There is always talk about how moms put each other down and of the immense pressure put on moms to always meet expectations. It got me thinking about my own walk through motherhood and I realized something profound. I have never personally experienced anyone shaming me on what type of mom I am, and my husband and close family do not hold me to any unspoken standard either.
I am my own worst critic.
I hold myself to a standard that is hard to reach. The days that I'm most exhausted is due to setting myself up to reach this unattainable goal or when I am trying to become and be like someone I am not. In past posts I have opened up and spoke about how sometimes the mommy blog world is very much like Keeping Up with the Joneses, and in my case, this is only because I am the one trying to be this sort of make-believe superwoman.
On the days I don't finish a task (like laundry, for example) or if dinner doesn't come out picture perfect, I put unnecessary pressure and guilt upon myself. I know it doesn't need to be there, but I put it on anyway. Each evening my husband is thankful for the time, sacrifice, and energy I pour into our home and kids and each evening my kids go to bed thinking I am pretty awesome. Why then do I often sit on the couch after bedtime and criticize everything I didn't do?
It's mid-October and I have not made or tasted anything pumpkin. My kids are wearing hammy down Halloween costumes this year and I have no plans to give Max a 2nd birthday party next month. Normally, I would let this bother me because I have my own idea of what type of mom I want to be like. (In some sense I guess it does bother me since I am mentioning it.) The point is I will never find joy and satisfaction in what I do and the type of mom I am if I don't stop focusing on who I am not.
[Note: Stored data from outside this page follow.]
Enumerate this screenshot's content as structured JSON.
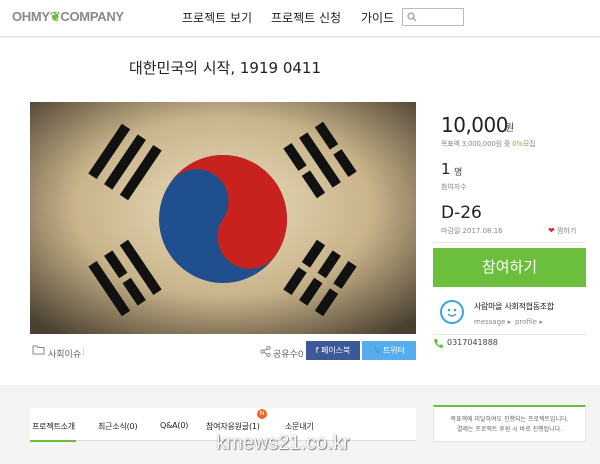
{
  "header": {
    "logo": {
      "part1": "OHMY",
      "part2": "COMPANY"
    },
    "nav": [
      "프로젝트 보기",
      "프로젝트 신청",
      "가이드"
    ],
    "search_placeholder": ""
  },
  "project": {
    "title": "대한민국의 시작, 1919 0411",
    "category": "사회이슈",
    "share_label": "공유수",
    "share_count": "0",
    "facebook_label": "페이스북",
    "twitter_label": "트위터"
  },
  "funding": {
    "amount": "10,000",
    "amount_unit": "원",
    "goal_prefix": "목표액 3,000,000원 중 ",
    "goal_percent": "0%",
    "goal_suffix": "모집",
    "supporters": "1",
    "supporters_unit": "명",
    "supporters_label": "참여자수",
    "dday": "D-26",
    "deadline": "마감일 2017.08.16",
    "like_label": "찜하기",
    "join_button": "참여하기"
  },
  "organizer": {
    "name": "사람마을 사회적협동조합",
    "message_link": "message ▸",
    "profile_link": "profile ▸",
    "phone": "0317041888"
  },
  "tabs": [
    {
      "label": "프로젝트소개",
      "active": true
    },
    {
      "label": "최근소식(0)",
      "active": false
    },
    {
      "label": "Q&A(0)",
      "active": false
    },
    {
      "label": "참여자응원글(1)",
      "active": false,
      "badge": "N"
    },
    {
      "label": "소문내기",
      "active": false
    }
  ],
  "notice": {
    "line1": "목표액에 미달하여도 진행되는 프로젝트입니다.",
    "line2": "결제는 프로젝트 후원 시 바로 진행됩니다."
  },
  "watermark": "kmews21.co.kr",
  "colors": {
    "accent": "#6bbf3c",
    "facebook": "#3b5998",
    "twitter": "#55acee",
    "heart": "#e0302b",
    "badge": "#f0642d"
  }
}
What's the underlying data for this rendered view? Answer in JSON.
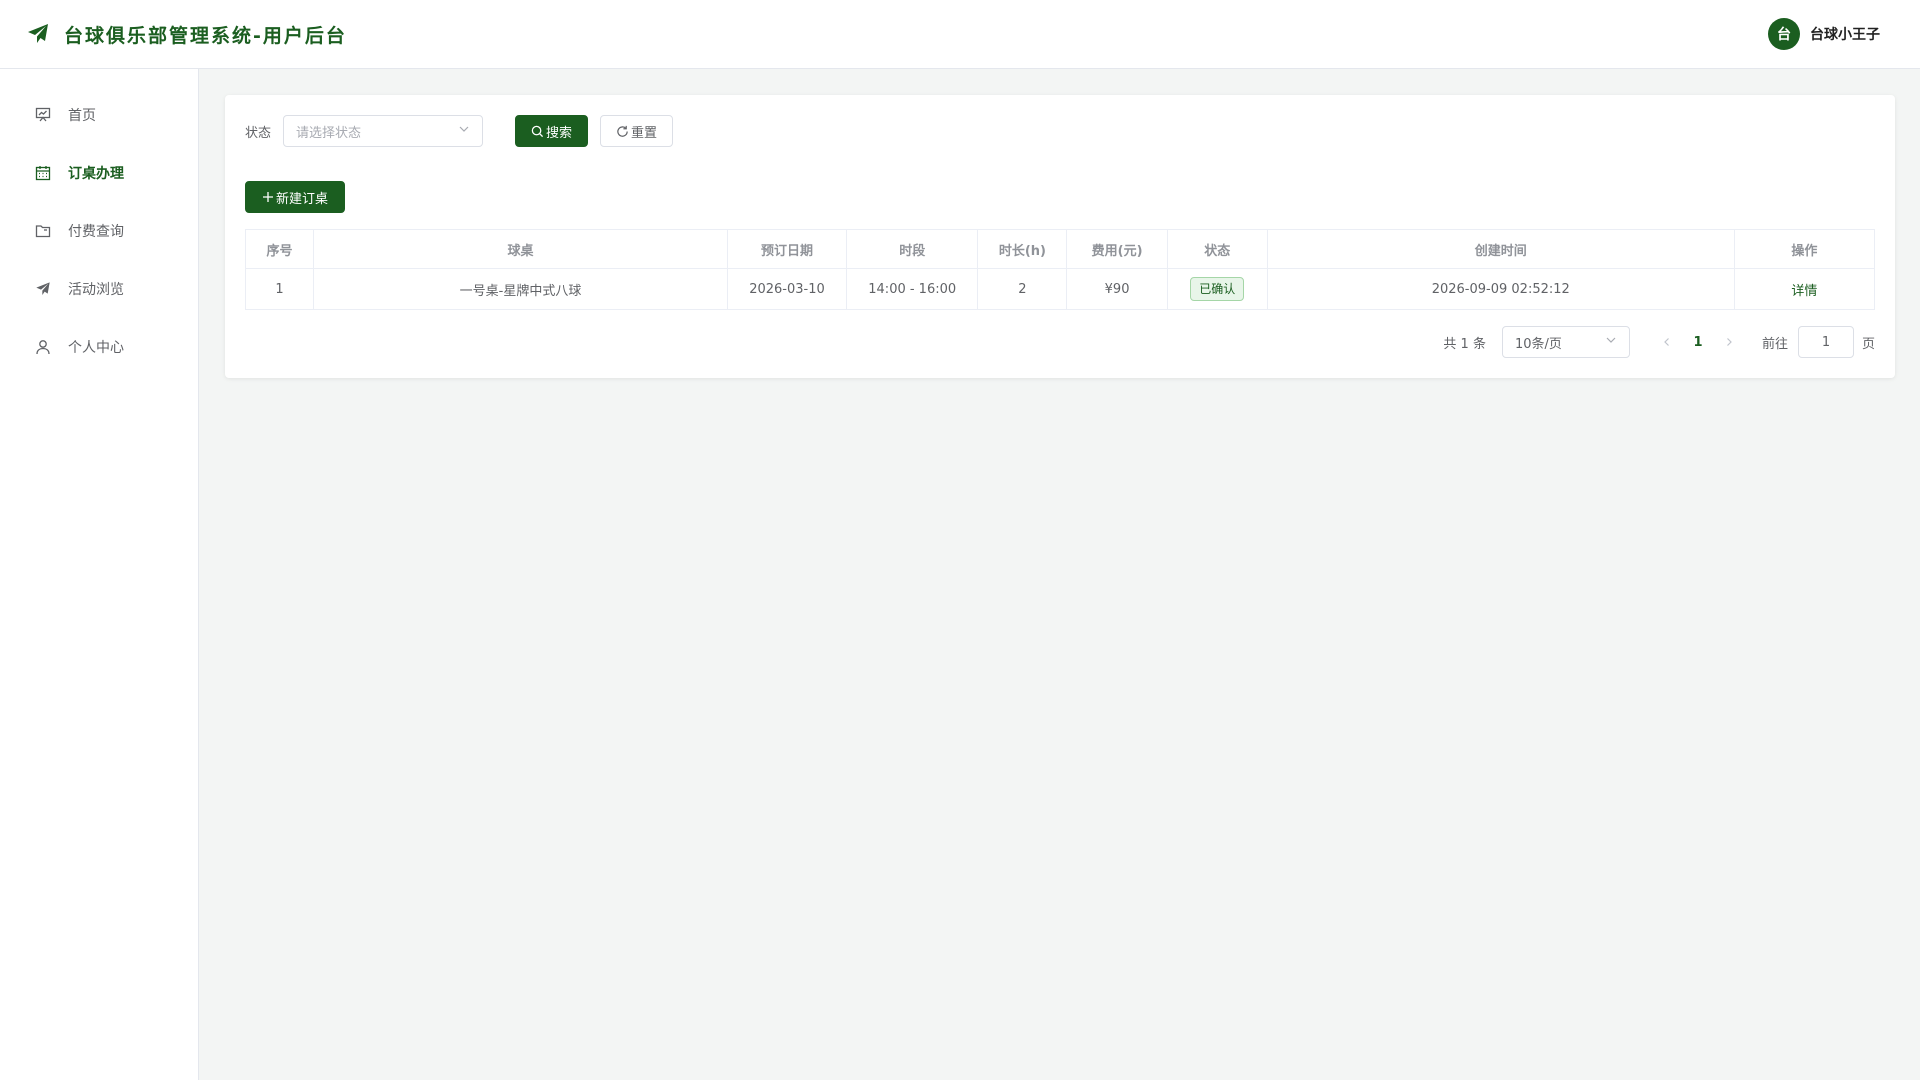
{
  "header": {
    "title": "台球俱乐部管理系统-用户后台",
    "logo_icon": "paper-plane-icon",
    "user": {
      "avatar_char": "台",
      "name": "台球小王子"
    }
  },
  "sidebar": {
    "items": [
      {
        "label": "首页",
        "icon": "presentation-icon",
        "active": false
      },
      {
        "label": "订桌办理",
        "icon": "calendar-icon",
        "active": true
      },
      {
        "label": "付费查询",
        "icon": "folder-icon",
        "active": false
      },
      {
        "label": "活动浏览",
        "icon": "paper-plane-icon",
        "active": false
      },
      {
        "label": "个人中心",
        "icon": "user-icon",
        "active": false
      }
    ]
  },
  "filter": {
    "status_label": "状态",
    "status_placeholder": "请选择状态",
    "search_label": "搜索",
    "reset_label": "重置"
  },
  "actions": {
    "new_label": "新建订桌"
  },
  "table": {
    "columns": [
      "序号",
      "球桌",
      "预订日期",
      "时段",
      "时长(h)",
      "费用(元)",
      "状态",
      "创建时间",
      "操作"
    ],
    "rows": [
      {
        "index": "1",
        "table": "一号桌-星牌中式八球",
        "date": "2026-03-10",
        "slot": "14:00 - 16:00",
        "hours": "2",
        "fee": "¥90",
        "status": "已确认",
        "created": "2026-09-09 02:52:12",
        "action": "详情"
      }
    ]
  },
  "pagination": {
    "total_text": "共 1 条",
    "page_size": "10条/页",
    "current_page": "1",
    "goto_label": "前往",
    "goto_value": "1",
    "page_suffix": "页"
  },
  "colors": {
    "primary": "#1b5e20",
    "background": "#f3f5f4"
  }
}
If you are like me and find yourself always setting yourself up for failure, know that you are not alone. We are called to be mothers, wives, neighbors, and friends. There is no ultimate mom and just because your life might not be Instagram worthy most of the time does not mean you are not a good mother to your children. Our kids do not care how creative our meals are or how creative our art projects are. They care that we are present with them, spending time with them and feeding them. (That's especially true with my boys. Boy do they love to eat.)